In general, the error rates can be described theoretically not calculate, but are to be determined in elaborate statistical studies. Here, the effort increases with decreasing error rates inversely proportionally. Process for performance testing and evaluation for biometric systems describes the ISO / IEC 19795th

In biometric systems as well as the detection time plays a major role. In addition to the safety and reliability of the user acceptance and usability are ( usability ) when assessing a biometric system are decisive criteria.

Applications

Biometric recognition methods are used almost anywhere where the identity of a person directly or indirectly plays a role. However, not necessarily all applications successfully. It is important that the application and the capabilities of a specific biometric characteristic match. The most common methods are the verification with map / card ID and the pure, wherein the user is authenticated only using the biometric characteristic. Although the latter is very comfortable, but provides with number of users increases demands on the biometric characteristic (FAR ), the computing power and data protection, and is not usually suitable for safety- critical areas. When using a card, the biometric reference data can be stored on a chip or printed on the map as a 2D bar code. There are also systems that use the card only as a pointer for the reference data set stored in a database.

Automated fingerprint identification systems (AFIS ) support the Daktyloskopen when comparing crime scene latents with the stored or abzunehmenden fingerprints of criminals or suspects. While the manual evaluation of fingerprints in Germany since 1903 is one of the best tools of the criminal police investigation, found the first computer- based methods in the 1980s in the U.S. and in Germany in 1993 the entrance to the investigative work.
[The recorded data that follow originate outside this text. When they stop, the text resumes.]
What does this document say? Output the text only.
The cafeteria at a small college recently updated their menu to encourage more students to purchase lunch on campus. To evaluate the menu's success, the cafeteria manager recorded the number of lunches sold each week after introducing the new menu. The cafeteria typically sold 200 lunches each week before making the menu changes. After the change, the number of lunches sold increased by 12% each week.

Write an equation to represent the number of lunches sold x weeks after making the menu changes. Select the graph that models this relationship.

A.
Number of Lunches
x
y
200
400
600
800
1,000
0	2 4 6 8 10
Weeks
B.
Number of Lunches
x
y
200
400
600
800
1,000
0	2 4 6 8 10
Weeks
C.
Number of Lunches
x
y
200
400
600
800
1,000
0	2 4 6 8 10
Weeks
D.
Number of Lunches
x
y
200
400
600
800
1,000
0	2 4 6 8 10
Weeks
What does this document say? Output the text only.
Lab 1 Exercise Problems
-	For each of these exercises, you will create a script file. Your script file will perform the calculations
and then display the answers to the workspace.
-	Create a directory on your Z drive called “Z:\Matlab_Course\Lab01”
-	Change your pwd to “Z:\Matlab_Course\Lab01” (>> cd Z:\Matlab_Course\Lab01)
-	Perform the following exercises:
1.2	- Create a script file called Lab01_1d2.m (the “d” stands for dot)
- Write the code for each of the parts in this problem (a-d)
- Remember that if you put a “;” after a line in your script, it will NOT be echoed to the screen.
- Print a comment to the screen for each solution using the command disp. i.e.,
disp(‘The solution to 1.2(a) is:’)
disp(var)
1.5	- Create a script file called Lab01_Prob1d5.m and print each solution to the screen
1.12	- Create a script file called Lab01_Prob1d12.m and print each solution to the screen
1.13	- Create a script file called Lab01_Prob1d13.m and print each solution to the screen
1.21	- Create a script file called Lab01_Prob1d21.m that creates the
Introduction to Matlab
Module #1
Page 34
PC Fingerprint Logon: With the advent of cost-effective semiconductor fingerprint sensors from about 1998, established the first products on the market that replaced the password logon to the PC or to the corporate network through a fingerprint recognition or supplemented. Although such systems previously could only be enforced by the professional field is to be expected in the future that most notebooks will be equipped as standard with even cheaper strip sensors. ( Strip sensors require the user an active movement over the sensor. ) The main argument is called by eliminating forgotten passwords cost savings.

Biometric passports and identity cards: Based on the international standard 9303 ICAO issued in Germany since November 1, 2005, only passports with an integrated chip on which a digital photograph is stored as the biometric sample. Since November 2007, the fingerprints are captured. Biometric passports are distinguished by the following characteristics: any staff reductions at the border control by higher clearance rate, assist in determining the membership of passport and holders, high cost, the passport holder shall bear, as well as unexplained data protection situation when using the biometric data from foreign countries. In Switzerland, the electronic recording of biometric characteristics in the pass is voluntary. From 1 November 2010, the German ID cards are provided with biometric features. Of these, the partial exception of the provisional passports (indicated by a green envelope ), the children's passports or the provisional identity cards. Although these are not integrated chip, but still put a biometric photo ahead. In children, more deviations are allowed on the photographs and fingerprints can optionally be delivered only from the age of 6.

Season tickets: For non-transferable season tickets offers itself to the use of biometric identification, to prevent disclosure to unauthorized parties. The Hanover Zoo is for this purpose for several years successfully a face recognition system. Other applications, mostly based on fingerprint, are becoming increasingly common in gyms, solariums and spas.

Physical access: For access to particularly sensitive areas, conventional authentication methods supplemented by biometrics. Examples are face detection in entryways to smart card development areas, fingerprint recognition in nuclear power plant areas and iris recognition in the baby care unit of a hospital Berchtesgaden. In Japan, the hand vein recognition enjoys great popularity.

Pay by fingerprint: More and more stores offer their registered ordinary customers the opportunity to take to pay with a debit card fingerprint where payment is made by direct debit. Features: the customer needs them cash or a card; there are data protection laws similar problems as with discount card systems.

Detection of asylum seekers: from asylum seekers are recognized when they enter the EU the prints of all 10 fingers. With the help of the Eurodac central database can then be determined whether an asylum seeker has already been rejected from another EU country.

Casinos occasionally use biometrics (usually facial recognition and fingerprint) to prevent gambling addicts from entering. Players who know themselves that they are at times addictive, may voluntarily deposit with the casino their biometric data in order to protect themselves in this way prior to the exercise of their addictive behavior.

Doubtful applications: the use of biometrics makes sense only if the biometric characteristic can meet the specific requirements of an application. For example, with extremely high error rates ( FRR) to be expected when trying to identify construction workers for the purpose of attendance control with fingerprint systems on site. Reason is the pollution and temporary wear of the finger lines. A fully automated search of the target population by facial recognition to conventional surveillance cameras fails generally to the insufficient recognition rate caused by one for the identification to poor image quality and setting a low probability of occurrence of the searched. Experts strongly discourage applications from, may mislead the attacker, fingers cut off by authorized persons (examples: immobilizer or ATM in the identification mode ).

Safety aspects

In applications where an incorrect verification or identification may cause damage, is not only a sufficiently low false acceptance rate (FAR ) is important. Since biometric characteristics can copy as mechanical pattern or as a record, depending on the application and characteristic also ensure that the biometric recognition system is able to distinguish facsimile of originals and former dismissed if necessary. This is particularly important because a biometric characteristic usually can not be replaced as a password.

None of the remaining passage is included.